Fatigue Behavior in the Carbon-Fiber-Reinforced Polymer-to-Concrete Bond by Cyclic Pull-Out Test: Experimental and Analytical Study
Publication: Journal of Composites for Construction
Volume 27, Issue 4
Abstract
Today’s construction industry has been more inclined to apply innovative rehabilitation techniques, including externally bonded (EB) fiber-reinforced polymer (FRP) composites on existing RC structures, rather than traditional strengthening methods. Indeed, the higher fatigue resistance of carbon FRPs (CFRPs) has made them superior strengthening tools for structures subjected to fatigue loading, such as RC bridge girders against daily traffic loads.
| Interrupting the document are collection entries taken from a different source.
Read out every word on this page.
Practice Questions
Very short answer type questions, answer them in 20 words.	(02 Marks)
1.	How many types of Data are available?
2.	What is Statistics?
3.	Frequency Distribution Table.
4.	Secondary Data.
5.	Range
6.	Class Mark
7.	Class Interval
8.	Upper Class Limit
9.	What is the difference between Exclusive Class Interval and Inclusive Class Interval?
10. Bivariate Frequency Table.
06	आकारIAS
However, the performance of RC structures retrofitted with EB–CFRP composites can be highly influenced by the bonding mechanism at the CFRP-to-concrete interface. The occurrence of debonding failure at the CFRP-to-concrete interface can result in premature failure of the EB–CFRP retrofitting system, thereby leading to rupture of the deficient structure. Therefore, an in-depth understanding of the bond behavior, especially under fatigue loading, would contribute to improving the efficiency of EB–CFRP strengthening techniques. To this end, in this work, we investigated the bond fatigue behavior through an experimental study. The parameters of CFRP composite type (laminate vs. fabric sheet), bond length, and CFRP-to-concrete width ratio were considered herein in order to examine their effectiveness on fatigue bond performance at the CFRP-to-concrete interface. The research results revealed that the CFRP composite system composed of the fabric sheet CFRP and the corresponding epoxy adhesive performed better than the CFRP-bonded joint with laminate CFRP in terms of fatigue life and residual load-carrying capacity. Furthermore, a modified bond fatigue-life model (S–N model), validated with existing research data, was proposed that successfully takes into consideration the effects of fatigue loading, concrete compressive strength, and CFRP-to-concrete width ratio.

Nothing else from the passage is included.